After losing that race, Clinton became a governor in waiting of sorts: having made his name in his Congressional campaign, he was marked as a star on the rise, and soon became attorney general and eventually the country’s youngest governor in forty years.
This led to an overly ambitious first term of governor, of a kid in a candy store who wanted to do it all, from creating new departments in energy and economic development to revamping the rural healthcare system to reorganizing school districts to reordering the education system.
It also led to one of his first political blunders: raising the annual car licensing fees to build and improve roads. And it made him enemies with some of the high-powered lobbying interests, including the timber lobby, who was clear-cutting lands across the state, posing an environmental problem, but also providing the state with a reliable economic engine.
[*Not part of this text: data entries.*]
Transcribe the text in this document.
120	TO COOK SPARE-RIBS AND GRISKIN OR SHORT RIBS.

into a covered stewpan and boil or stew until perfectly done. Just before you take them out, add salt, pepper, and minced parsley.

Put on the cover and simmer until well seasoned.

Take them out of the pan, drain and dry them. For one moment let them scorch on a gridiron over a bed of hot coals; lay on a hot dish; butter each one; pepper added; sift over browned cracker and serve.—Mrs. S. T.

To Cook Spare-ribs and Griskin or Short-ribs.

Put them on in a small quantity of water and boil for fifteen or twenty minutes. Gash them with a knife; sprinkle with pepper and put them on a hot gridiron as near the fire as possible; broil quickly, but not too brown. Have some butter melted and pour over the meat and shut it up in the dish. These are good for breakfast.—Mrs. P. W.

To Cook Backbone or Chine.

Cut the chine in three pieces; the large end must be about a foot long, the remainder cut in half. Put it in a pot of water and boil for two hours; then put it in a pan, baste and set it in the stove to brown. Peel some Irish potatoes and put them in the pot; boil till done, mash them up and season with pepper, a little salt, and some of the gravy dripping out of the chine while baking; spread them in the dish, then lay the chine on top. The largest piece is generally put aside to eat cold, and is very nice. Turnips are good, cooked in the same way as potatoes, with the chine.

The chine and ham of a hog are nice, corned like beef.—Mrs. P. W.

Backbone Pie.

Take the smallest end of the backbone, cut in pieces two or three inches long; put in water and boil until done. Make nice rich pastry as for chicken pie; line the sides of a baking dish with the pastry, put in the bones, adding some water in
It put him in an uncomfortable exposition: “He was fighting his own emotions related to ambition and expectations…. He often seemed to be doing things because they were what someone who might be president should do… And when the public started to turn against him, it left him at a loss.”
These blunders, along with his sometimes youthful arrogance and naivety, his friendship with President Carter, a fallout over a Cuban refugee fiasco, and a general feeling of “national unease and disarray,” set the stack against him for his reelection campaign. He lost, becoming the youngest former governor in the state’s history, and putting his political future in jeopardy for maybe the first time ever.
But that loss also fueled Clinton’s ultimate rise to the national stage. He learned the importance of negative advertising, and the need to fight back. He surrounded himself with a well-oiled political machine, consolidating his network and hiring political strategists to concoct a permanent campaign, in which he would always be promoting himself and using messaging grounded in extensive public opinion polls.
He learned to ground this permanent campaign in several components: turn to idealism; never rely on the press; and merge ends and means, strategy and philosophy. In other words, “his political personality was largely unchanged: he was still restless, eclectic, intellectually hungry, eager to please. But this time he had a survival plan.”
That led to a successful run of ten years as governor, and the power to give national speeches outside of the state, fundraising for larger aspirations.
Always in his career, Maraniss argues, Clinton was balancing two competing hourglasses: his mortality as a person and his mortality as a politician. The early deaths of his father and stepfather perhaps shaped this restless energy that drove him to the top of the political mountain. But beyond that, Clinton’s boundless ambition, combined with his ever-present awareness of higher office, created maybe the last old-school politician: One who rises through the ranks of Yale Law, to Attorney General, to Governor, to President.
He was so meticulous about this ladder that he sometimes lost sight of himself: When voters turned against him, he — who was Arkansas’s wonder boy and whose chameleon-like personality helped win friends in every corner of the state — was at a loss.
And at the same time, for someone with so much boundless energy and ambition, he probably could never have accomplished this without someone like Hillary in his life, who gave him perseverance and optimism, even during the toughest political battles.
First In His Class is a gripping narrative of a complicated leader, one whose ambitious rise to power is equally compromised by his flaws as a person. The book doesn’t cover his presidency at all, but shows how Clinton’s background and personality shaped the years that followed. One of the best presidential biographies I’ve ever read.